Scottish Natural Heritage (SNH) is under fire from environmental groups and insiders for allowing plans for a coal mine and wind farms to go ahead, despite the damage they could do to rare birds and peat bogs.
Critics warn that a review of corporate strategy being led by SNH chairman Andrew Thin could result in more damaging developments being given the go-ahead. Fears have been fuelled by a recent interview in which Thin said he was neither a conservationist nor an environmentalist.
Thin, whose background is in economic development, is attempting to re-orientate SNH to be more in line with the SNP government’s priorities for sustainable growth. He aims to win backing from ministers, who have previously said they intend to merge SNH with the Scottish Environment Protection Agency.
But Thin’s approach has caused consternation among some of his staff – who are anxious that their primary responsibility to protect nature is being eroded – and has provoked strong criticism from RSPB Scotland.
The society’s director, Stuart Housden, said: “We are aware SNH is presently reviewing its approach to planning applications and are concerned that recent decisions suggest the outcome of this review could result in a dilution of protection currently afforded to Scotland’s natural heritage.”
RSPB Scotland’s concern has been sparked by a case in East Ayrshire in which SNH is planning to allow an open-cast coal mine to be extended into a protected area important for bird life and blanket peat bog. SNH has blocked plans to expand the mine three times, but a new application looks likely to win planning approval within the next 10 days.
Although SNH has formally objected to the latest proposal for the Grievehill mine in New Cumnock, it has indicated that the scheme could go ahead as long as certain conditions are met.
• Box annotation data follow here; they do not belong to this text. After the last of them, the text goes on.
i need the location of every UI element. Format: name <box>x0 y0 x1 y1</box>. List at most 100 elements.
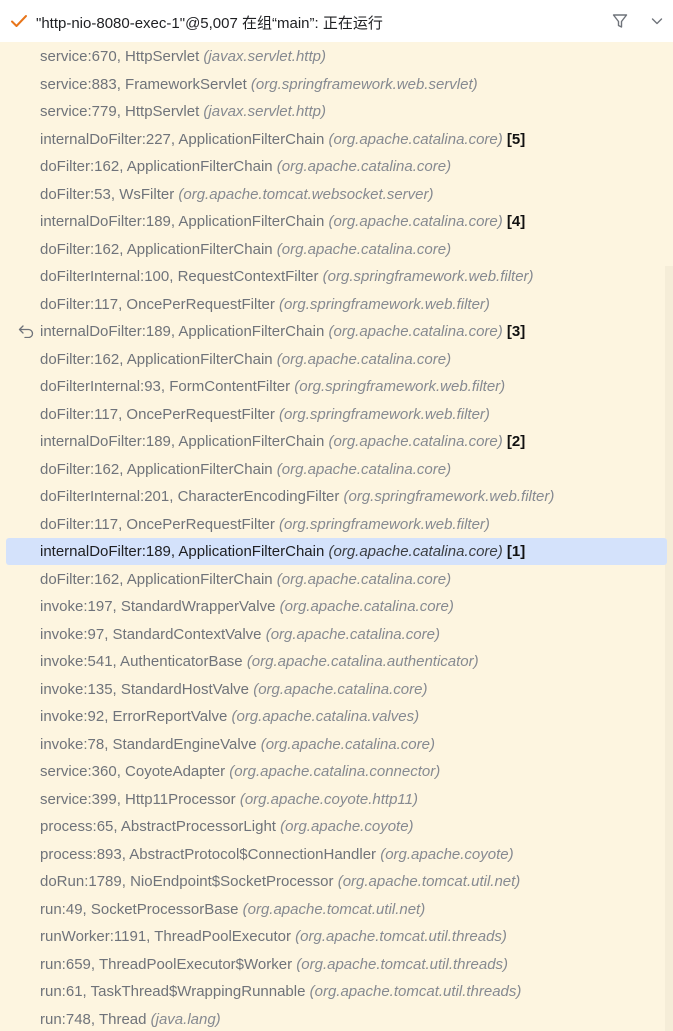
frame-text: doFilter:162, ApplicationFilterChain (or… <box>40 571 451 588</box>
frame-method: doFilter:117, OncePerRequestFilter <box>40 405 275 423</box>
stack-frame-row[interactable]: service:360, CoyoteAdapter (org.apache.c… <box>0 758 667 785</box>
frame-text: doFilterInternal:201, CharacterEncodingF… <box>40 488 554 505</box>
frame-method: doRun:1789, NioEndpoint$SocketProcessor <box>40 873 334 890</box>
frame-method: doFilterInternal:93, FormContentFilter <box>40 378 291 395</box>
stack-frame-row[interactable]: process:65, AbstractProcessorLight (org.… <box>0 813 667 840</box>
stack-frame-row[interactable]: doFilterInternal:201, CharacterEncodingF… <box>0 483 667 510</box>
frame-method: process:65, AbstractProcessorLight <box>40 818 276 835</box>
stack-frame-row[interactable]: doFilter:53, WsFilter (org.apache.tomcat… <box>0 181 667 208</box>
frame-package: (org.apache.catalina.valves) <box>231 708 420 725</box>
stack-frame-row[interactable]: internalDoFilter:227, ApplicationFilterC… <box>0 126 667 153</box>
frame-method: internalDoFilter:189, ApplicationFilterC… <box>40 323 325 340</box>
stack-frame-row-selected[interactable]: internalDoFilter:189, ApplicationFilterC… <box>6 538 667 565</box>
frame-text: run:659, ThreadPoolExecutor$Worker (org.… <box>40 956 508 973</box>
frame-package: (org.apache.coyote.http11) <box>239 790 418 808</box>
frame-text: internalDoFilter:189, ApplicationFilterC… <box>40 433 525 450</box>
frame-package: (org.apache.catalina.core) <box>276 570 452 588</box>
frame-text: doFilter:162, ApplicationFilterChain (or… <box>40 158 451 175</box>
frame-text: invoke:97, StandardContextValve (org.apa… <box>40 626 440 643</box>
stack-frame-list[interactable]: service:670, HttpServlet (javax.servlet.… <box>0 42 673 1031</box>
stack-frame-row[interactable]: internalDoFilter:189, ApplicationFilterC… <box>0 318 667 345</box>
stack-frame-row[interactable]: doFilterInternal:93, FormContentFilter (… <box>0 373 667 400</box>
stack-frame-row[interactable]: process:893, AbstractProtocol$Connection… <box>0 841 667 868</box>
stack-frame-row[interactable]: doFilter:162, ApplicationFilterChain (or… <box>0 456 667 483</box>
stack-frame-row[interactable]: runWorker:1191, ThreadPoolExecutor (org.… <box>0 923 667 950</box>
frame-package: (org.apache.tomcat.util.net) <box>242 900 426 918</box>
stack-frame-row[interactable]: invoke:92, ErrorReportValve (org.apache.… <box>0 703 667 730</box>
frame-text: doFilter:162, ApplicationFilterChain (or… <box>40 351 451 368</box>
stack-frame-row[interactable]: doRun:1789, NioEndpoint$SocketProcessor … <box>0 868 667 895</box>
frame-method: doFilter:162, ApplicationFilterChain <box>40 240 273 258</box>
stack-frame-row[interactable]: run:659, ThreadPoolExecutor$Worker (org.… <box>0 951 667 978</box>
frame-method: run:748, Thread <box>40 1010 147 1028</box>
stack-frame-row[interactable]: invoke:135, StandardHostValve (org.apach… <box>0 676 667 703</box>
stack-frame-row[interactable]: doFilterInternal:100, RequestContextFilt… <box>0 263 667 290</box>
frame-method: service:670, HttpServlet <box>40 48 200 65</box>
frame-text: doFilter:117, OncePerRequestFilter (org.… <box>40 406 490 423</box>
frame-method: internalDoFilter:189, ApplicationFilterC… <box>40 433 325 450</box>
frame-package: (org.apache.catalina.core) <box>276 240 452 258</box>
stack-frame-row[interactable]: invoke:97, StandardContextValve (org.apa… <box>0 621 667 648</box>
frame-package: (org.springframework.web.filter) <box>279 295 490 313</box>
frame-method: doFilterInternal:201, CharacterEncodingF… <box>40 488 340 505</box>
stack-frame-row[interactable]: doFilter:117, OncePerRequestFilter (org.… <box>0 401 667 428</box>
stack-frame-row[interactable]: doFilter:162, ApplicationFilterChain (or… <box>0 566 667 593</box>
frame-method: invoke:541, AuthenticatorBase <box>40 653 243 670</box>
frame-package: (org.apache.catalina.connector) <box>229 763 441 780</box>
filter-icon[interactable] <box>611 12 629 30</box>
frame-method: run:49, SocketProcessorBase <box>40 900 239 918</box>
frame-package: (org.apache.tomcat.util.threads) <box>295 928 507 945</box>
frame-package: (org.springframework.web.filter) <box>279 405 490 423</box>
stack-frame-row[interactable]: service:670, HttpServlet (javax.servlet.… <box>0 43 667 70</box>
frame-depth-badge: [4] <box>506 213 526 230</box>
stack-frame-row[interactable]: run:748, Thread (java.lang) <box>0 1006 667 1031</box>
frame-package: (org.apache.coyote) <box>280 818 414 835</box>
stack-frame-row[interactable]: doFilter:162, ApplicationFilterChain (or… <box>0 153 667 180</box>
frame-package: (org.apache.catalina.core) <box>276 460 452 478</box>
frame-package: (org.apache.tomcat.util.net) <box>337 873 521 890</box>
stack-frame-row[interactable]: invoke:197, StandardWrapperValve (org.ap… <box>0 593 667 620</box>
thread-header[interactable]: "http-nio-8080-exec-1"@5,007 在组“main”: 正… <box>0 0 673 42</box>
frame-method: doFilterInternal:100, RequestContextFilt… <box>40 268 319 285</box>
frame-package: (org.apache.catalina.core) <box>328 213 503 230</box>
frame-text: internalDoFilter:189, ApplicationFilterC… <box>40 213 525 230</box>
stack-frame-row[interactable]: invoke:78, StandardEngineValve (org.apac… <box>0 731 667 758</box>
frame-method: doFilter:162, ApplicationFilterChain <box>40 158 273 175</box>
stack-frame-row[interactable]: invoke:541, AuthenticatorBase (org.apach… <box>0 648 667 675</box>
stack-frame-row[interactable]: doFilter:162, ApplicationFilterChain (or… <box>0 236 667 263</box>
chevron-down-icon[interactable] <box>650 14 664 28</box>
frame-text: invoke:92, ErrorReportValve (org.apache.… <box>40 708 419 725</box>
frame-text: internalDoFilter:227, ApplicationFilterC… <box>40 131 525 148</box>
frame-text: doFilter:53, WsFilter (org.apache.tomcat… <box>40 186 434 203</box>
stack-frame-row[interactable]: doFilter:162, ApplicationFilterChain (or… <box>0 346 667 373</box>
return-icon <box>18 325 34 338</box>
frame-text: invoke:135, StandardHostValve (org.apach… <box>40 681 427 698</box>
frame-method: invoke:135, StandardHostValve <box>40 680 250 698</box>
frame-text: run:61, TaskThread$WrappingRunnable (org… <box>40 983 521 1000</box>
frame-text: runWorker:1191, ThreadPoolExecutor (org.… <box>40 928 507 945</box>
stack-frame-row[interactable]: service:883, FrameworkServlet (org.sprin… <box>0 71 667 98</box>
frame-method: invoke:78, StandardEngineValve <box>40 735 257 753</box>
frame-package: (org.springframework.web.filter) <box>294 378 506 395</box>
frame-text: service:670, HttpServlet (javax.servlet.… <box>40 48 326 65</box>
frame-method: invoke:97, StandardContextValve <box>40 625 262 643</box>
frame-text: invoke:197, StandardWrapperValve (org.ap… <box>40 598 454 615</box>
stack-frame-row[interactable]: doFilter:117, OncePerRequestFilter (org.… <box>0 511 667 538</box>
frame-text: internalDoFilter:189, ApplicationFilterC… <box>40 543 525 560</box>
stack-frame-row[interactable]: run:61, TaskThread$WrappingRunnable (org… <box>0 978 667 1005</box>
frame-package: (org.apache.tomcat.util.threads) <box>309 983 522 1000</box>
frame-depth-badge: [1] <box>506 543 526 560</box>
frame-method: doFilter:117, OncePerRequestFilter <box>40 295 275 313</box>
frame-method: run:61, TaskThread$WrappingRunnable <box>40 983 306 1000</box>
stack-frame-row[interactable]: service:779, HttpServlet (javax.servlet.… <box>0 98 667 125</box>
frame-package: (org.springframework.web.servlet) <box>250 75 478 93</box>
stack-frame-row[interactable]: doFilter:117, OncePerRequestFilter (org.… <box>0 291 667 318</box>
stack-frame-row[interactable]: internalDoFilter:189, ApplicationFilterC… <box>0 208 667 235</box>
thread-title: "http-nio-8080-exec-1"@5,007 在组“main”: 正… <box>36 15 383 32</box>
frame-package: (org.apache.tomcat.websocket.server) <box>178 185 434 203</box>
stack-frame-row[interactable]: internalDoFilter:189, ApplicationFilterC… <box>0 428 667 455</box>
frame-depth-badge: [3] <box>506 323 526 340</box>
frame-text: doFilter:162, ApplicationFilterChain (or… <box>40 461 451 478</box>
stack-frame-row[interactable]: service:399, Http11Processor (org.apache… <box>0 786 667 813</box>
stack-frame-row[interactable]: run:49, SocketProcessorBase (org.apache.… <box>0 896 667 923</box>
It has accepted that 18 hectares of peat bog will be lost, but pointed out that it had a “balancing duty” to take account of the social and economic benefits.
But RSPB Scotland argued that, by permitting the expansion, SNH had failed the first test of any agency charged with protecting wildlife.
SNH has also been criticised by local environmental group Mining and Environment Group Ayrshire (Mega). “We are becoming increasingly concerned that SNH, our supposed environmental guardian, is tempering its objections to the many extensions to open-casting we are experiencing here in East Ayrshire,” said its secretary, Greta Roberts.
SNH defended its stance, insisting that Grievehill did not create “a significant precedent”. Its director of operations in southern Scotland, John Thomson, accepted a bit of bog was being “sacrificed”, but pointed out it was only 0.17% of the protected area.
RSPB Scotland highlighted two other recent cases in which SNH’s approach had sparked alarm. SNH did not object to a wind farm in Corriegarth, near Inverness, despite evidence that it would kill golden eagles, and it withdrew an objection to a wind farm at Fairburn near Dingwall, rejecting advice that it could harm red kite populations.
BUT Thin dismissed the suggestion that SNH was weakening its protection of wildlife areas. “We are treating these cases in the same way as we have always treated them,” he told the Sunday Herald.
“What we are trying to do is to spell out why Scotland’s natural heritage is important to all Scottish people. Some people have interpreted that as losing focus on the environment, but the organisation is just as passionate about that as it ever was, and I am just as passionate about it as I ever was.”
In a recent article in SNH’s internal newsletter, Thin upbraided staff who criticised his strategy review. He wrote: “The idea that there may be a contradiction or even a conflict between caring for our natural heritage and increasing its relevance to the everyday needs of the Scottish people must surely be fundamentally flawed.”